Pubblichiamo una sintesi dell’intervento di Alphonse Borras, prete belga, canonista e teologo di fama, invitato dagli Assistenti di AC il 30 ottobre scorso al Centro Pastorale Ambrosiano di Seveso, per parlare della parrocchia, della sua attualità anche in un contesto epocale di cambiamento che per certi aspetti decreta la fine della “civiltà parrocchiale” dei secoli passati e provoca perciò un ripensamento del suo ruolo e del suo rapporto con la società e la vita delle persone.
La parrocchia, tuttora una carta vincente per l’evangelizzazione?
Parlo non tanto di evangelizzazione quanto di comunicazione del Vangelo, intesa come processo relazionale in cui il destinatario diventa interlocutore attivo. La Chiesa, fedele all’intuizione di Paolo VI – “La Chiesa si fa colloquio” – deve aprirsi al dialogo con la cultura contemporanea e lasciarsi trasformare da essa. La parrocchia è il luogo privilegiato di questa comunicazione, ma la sua forma tradizionale è oggi profondamente sfidata dal cambiamento epocale in corso.

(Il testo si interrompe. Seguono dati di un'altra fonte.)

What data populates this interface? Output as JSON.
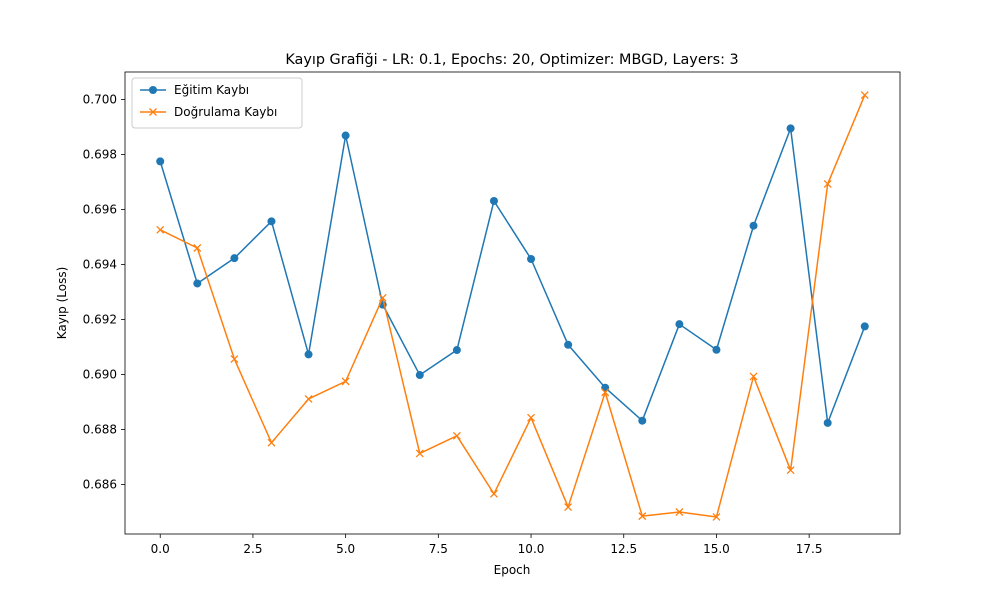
{
  "chart_data": {
    "type": "line",
    "title": "Kayıp Grafiği - LR: 0.1, Epochs: 20, Optimizer: MBGD, Layers: 3",
    "xlabel": "Epoch",
    "ylabel": "Kayıp (Loss)",
    "xlim": [
      -0.95,
      19.95
    ],
    "ylim": [
      0.6842,
      0.701
    ],
    "x_ticks": [
      0.0,
      2.5,
      5.0,
      7.5,
      10.0,
      12.5,
      15.0,
      17.5
    ],
    "x_tick_labels": [
      "0.0",
      "2.5",
      "5.0",
      "7.5",
      "10.0",
      "12.5",
      "15.0",
      "17.5"
    ],
    "y_ticks": [
      0.686,
      0.688,
      0.69,
      0.692,
      0.694,
      0.696,
      0.698,
      0.7
    ],
    "y_tick_labels": [
      "0.686",
      "0.688",
      "0.690",
      "0.692",
      "0.694",
      "0.696",
      "0.698",
      "0.700"
    ],
    "grid": false,
    "legend_position": "top-left",
    "x": [
      0,
      1,
      2,
      3,
      4,
      5,
      6,
      7,
      8,
      9,
      10,
      11,
      12,
      13,
      14,
      15,
      16,
      17,
      18,
      19
    ],
    "series": [
      {
        "name": "Eğitim Kaybı",
        "color": "#1f77b4",
        "marker": "circle",
        "values": [
          0.69775,
          0.69331,
          0.69423,
          0.69557,
          0.69073,
          0.69869,
          0.69254,
          0.68998,
          0.69089,
          0.69631,
          0.6942,
          0.69108,
          0.68952,
          0.68832,
          0.69183,
          0.6909,
          0.69541,
          0.69895,
          0.68824,
          0.69175
        ]
      },
      {
        "name": "Doğrulama Kaybı",
        "color": "#ff7f0e",
        "marker": "x",
        "values": [
          0.69526,
          0.6946,
          0.69056,
          0.68752,
          0.68911,
          0.68975,
          0.69279,
          0.68713,
          0.68777,
          0.68566,
          0.68843,
          0.68518,
          0.68935,
          0.68485,
          0.685,
          0.68482,
          0.68993,
          0.68652,
          0.69693,
          0.70016
        ]
      }
    ]
  }
}
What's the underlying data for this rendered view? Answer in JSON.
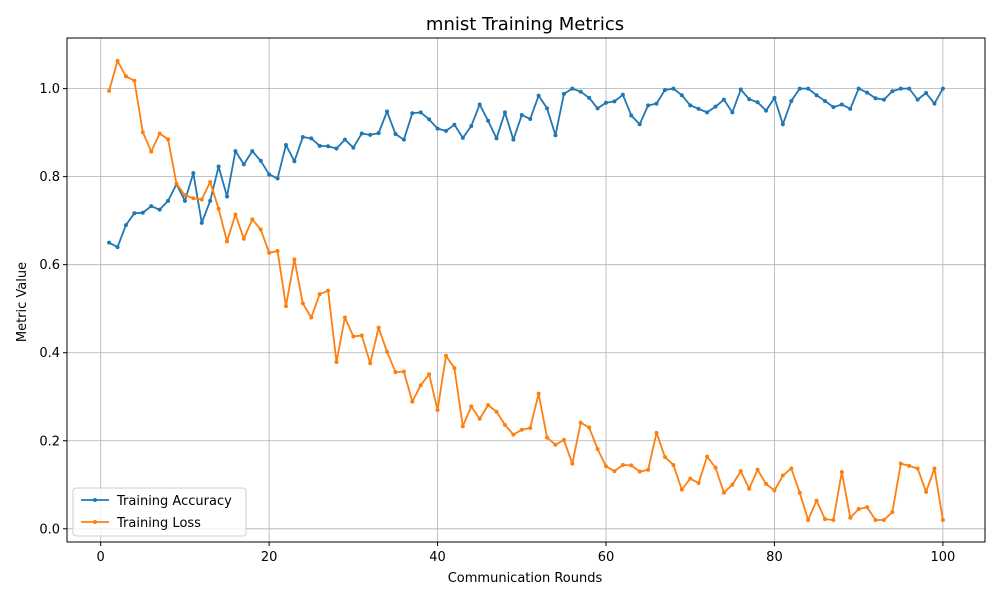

Storicamente, la parrocchia è stata “la Chiesa in questo luogo per tutto e per tutti”, legata a un territorio stabile e omogeneo in cui fede e vita quotidiana coincidevano. Oggi, la società pluralista, urbanizzata e digitalizzata ha dissolto tale unità: molti credenti vivono la fede in forme individuali o devozionali, mentre emergono i seekers, persone in ricerca di senso più che di appartenenza istituzionale. Le ristrutturazioni pastorali (unità, settori, collaborazioni) riflettono il tentativo di adattamento, ma rivelano anche la necessità di passare da una logica territoriale a una logica relazionale: la parrocchia è dove vivono e agiscono i battezzati.
Nonostante la crisi, la parrocchia conserva tre grandi risorse:
- L’apertura universale, essendo comunità per tutti, non solo per i residenti ma anche per chi la sceglie liberamente.
- Il radicamento nel territorio, luogo di inculturazione della fede e di testimonianza locale.
- La prossimità, oggi esercitata dai laici attraverso relazioni quotidiane e reti digitali che intrecciano legami di fede nel tessuto sociale e virtuale.
Tuttavia, la cultura digitale – simbolo del cambio di epoca – trasforma la percezione dello spazio, del tempo e delle relazioni, sostituendo la prossimità fisica con la connessione virtuale. Questo processo, insieme alla secolarizzazione e all’individualismo, genera una “parrocchia liquida”, segnata da appartenenze fluide e da tensioni tra partecipazione comunitaria e consumo religioso.
Il Sinodo del 2024 invita a vedere nel digitale un luogo profetico di missione, ma chiede anche discernimento: la parrocchia deve promuovere ascolto autentico, contemplazione del bello e preghiera, per riscoprire la profondità della persona e delle relazioni.
Una parrocchia “connessa” ma radicata, accogliente e mistagogica, potrà ancora essere una carta vincente per la comunicazione del Vangelo, si avventurerà su vie virtuali invitando però all’esperienza di una comunione interpersonale, traccia se non luogo di una comunione con più grande di sé o più intimo di sé. Ci vorrà solo un po’ di parrhesia, quella dello Spirito di Cristo.